Finding Corners

Many important image cues such as 'T'-,'X'and 'L'junctions have a local two-dimensional structure. Conventional edge detectors are designed for one-dimensional 'events'. Even the best edge operators can not reliably detect these two-dimensional features. This contribution proposes a solution to the two-dimensional problem. In this paper, I address the following: • 'L'-junction detection. Previous attempts, relying on the second differentials of the image surface have essentially measured image curvature. Recently Harris [Harris 87] implemented a 'corner' detector that is based only on first differentials. I provide a mathematical proof to explain how this algorithm estimates image curvature. Although this algorithm will isolate image 'L'junctions, its performance cannot be predicted for T'-junctions and other higher order image structures. • Instead, an image representation is proposed that exploits the richness of the local differential geometrical 'topography ' of the intensity surface.
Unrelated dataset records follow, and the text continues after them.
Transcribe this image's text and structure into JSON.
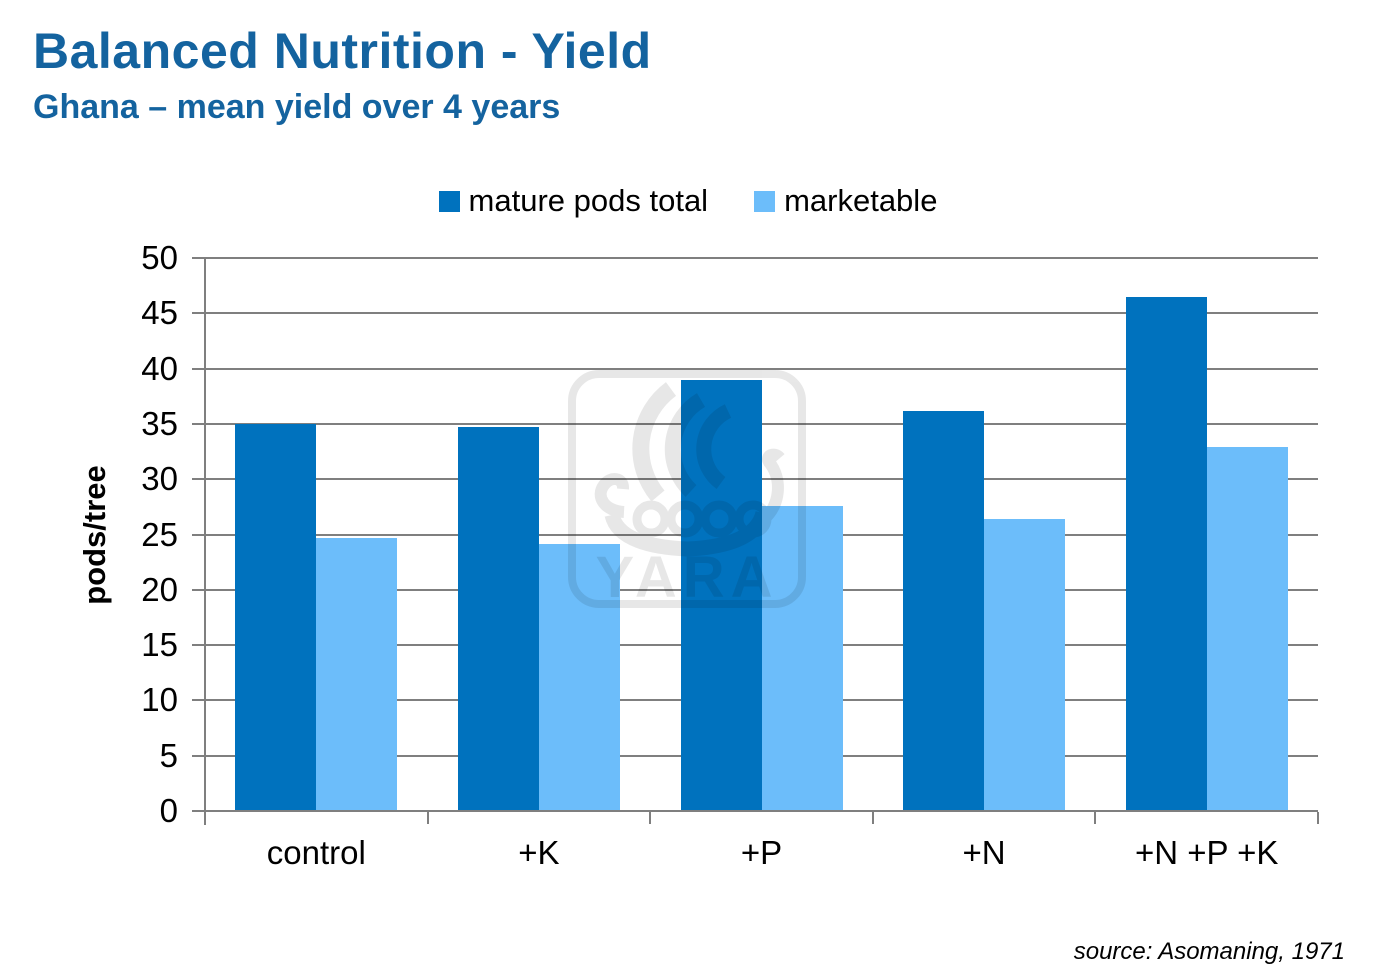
{
  "page": {
    "title": "Balanced Nutrition - Yield",
    "subtitle": "Ghana – mean yield over 4 years",
    "source": "source: Asomaning, 1971"
  },
  "watermark": {
    "text": "YARA",
    "icon": "yara-viking-ship-logo"
  },
  "colors": {
    "title_blue": "#14639F",
    "series_mature_pods_total": "#0072BE",
    "series_marketable": "#6CBDFA",
    "grid_gray": "#7F7F7F",
    "text_black": "#000000"
  },
  "chart_data": {
    "type": "bar",
    "title": "",
    "xlabel": "",
    "ylabel": "pods/tree",
    "ylim": [
      0,
      50
    ],
    "ytick_step": 5,
    "grid": true,
    "legend_position": "top-center",
    "categories": [
      "control",
      "+K",
      "+P",
      "+N",
      "+N +P +K"
    ],
    "series": [
      {
        "name": "mature pods total",
        "color": "#0072BE",
        "values": [
          35.0,
          34.7,
          39.0,
          36.2,
          46.5
        ]
      },
      {
        "name": "marketable",
        "color": "#6CBDFA",
        "values": [
          24.7,
          24.1,
          27.6,
          26.4,
          32.9
        ]
      }
    ]
  }
}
Theoretical and experimental results are presented which demonstrate how idealised instances of two-dimensional surface features such as junctions can be characterised by the differential geometry of a simple facet model. • Preliminary results are very encouraging. Current studies are concerned with the extension to real data. I am investigating statistical noise models to provide a measure of 'confidence' in the geometric labelling. The richness and sparseness of a two-dimensional structure can be exploited in many high-level vision processes. I intend to use my representation to explore some of these fields in future work.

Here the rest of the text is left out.